É necessário ressaltar que, apesar das classificações bibliográficas terem uma base nas classificações filosóficas, elas são distintas conforme Barbosa (1962, p.2) esclarece no trecho seguinte:

as primeiras classificações foram puramente filosóficas, científicas ou até metafísicas e não serviram para serem aplicadas aos livros, pois a finalidade era apenas a de dividir os conhecimentos humanos. Portanto, quando falamos em classificação dos conhecimentos, estamos nos referindo à classificação puramente teórica e, quando falamos em classificação bibliográfica, estamos nos referindo à classificação prática, isto é, à classificação dos conhecimentos adaptada à forma material dos livros. Elas são absolutamente iguais em seus princípios, diferindo porém na aplicação.

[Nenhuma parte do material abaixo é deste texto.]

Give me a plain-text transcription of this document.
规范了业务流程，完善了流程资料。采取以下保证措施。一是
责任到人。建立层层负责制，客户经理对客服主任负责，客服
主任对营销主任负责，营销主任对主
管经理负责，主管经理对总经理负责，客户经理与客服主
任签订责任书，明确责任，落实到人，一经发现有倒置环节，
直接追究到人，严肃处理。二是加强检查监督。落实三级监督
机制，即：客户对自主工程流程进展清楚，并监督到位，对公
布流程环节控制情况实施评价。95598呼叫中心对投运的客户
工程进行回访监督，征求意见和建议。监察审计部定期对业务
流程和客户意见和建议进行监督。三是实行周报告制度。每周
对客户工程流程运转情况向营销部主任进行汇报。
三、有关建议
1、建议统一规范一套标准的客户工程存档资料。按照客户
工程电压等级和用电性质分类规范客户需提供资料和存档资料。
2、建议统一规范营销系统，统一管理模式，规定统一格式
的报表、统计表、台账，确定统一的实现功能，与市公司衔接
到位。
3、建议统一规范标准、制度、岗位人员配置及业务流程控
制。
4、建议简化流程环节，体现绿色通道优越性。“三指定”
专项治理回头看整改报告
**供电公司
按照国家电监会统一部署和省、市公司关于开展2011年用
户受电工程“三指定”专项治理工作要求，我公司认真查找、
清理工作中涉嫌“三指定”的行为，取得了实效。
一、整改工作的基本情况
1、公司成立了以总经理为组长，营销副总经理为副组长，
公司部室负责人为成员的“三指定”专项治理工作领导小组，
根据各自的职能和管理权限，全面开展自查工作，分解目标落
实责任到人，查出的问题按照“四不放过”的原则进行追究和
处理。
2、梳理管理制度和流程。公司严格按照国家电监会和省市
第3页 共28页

As classificações filosóficas que chegaram ao conhecimento contemporâneo foram principalmente oriundas da Grécia e de seus filósofos como Platão e Aristóteles (382 a. C –

322 a.C) filósofo grego que criou dez categorias ou predicados para classificar todo o conhecimento . De acordo com Kaula (1982, p.2-3) são as seguintes: “1 Substância, 2 Qualidade, 3 Quantidade, 4 Relação, 5 Lugar, 6 Tempo. 7 Situação, 8 Posse , 9 Ação, 10 Sofrimentos ou Passividade”.

A decimalidade da classificação de Aristóteles estará presente em outras classificações ao longo do tempo.

Outra contribuição importante para a classificação do conhecimento foi à árvore de Porfírio (século IV) que foi influenciado por Aristóteles. A classificação elaborada por Porfírio parte da categoria mais geral até a mais específica, sendo assim hierárquica. Francis Bacon (1561-1622) também contribui significativamente com a classificação do conhecimento com a sua Baconiana (1603-1623). De acordo com Shreiner (1979, p.5):

Sua detalhada classificação foi a base de vários instrumentos destinados à organização e transferência do conhecimento. Diderot e d'Alembert organizaram sua enciclopédia de acordo com o esquema de Bacon, que no fim do século 19 era quase que universalmente adotado. Foi, entretanto, sua adaptação ao sistema decimal em 1876 por Melvil Dewey (1851-1931) que o estabeleceu definitivamente como uma das mais fortes influências na classificação bibliográfica.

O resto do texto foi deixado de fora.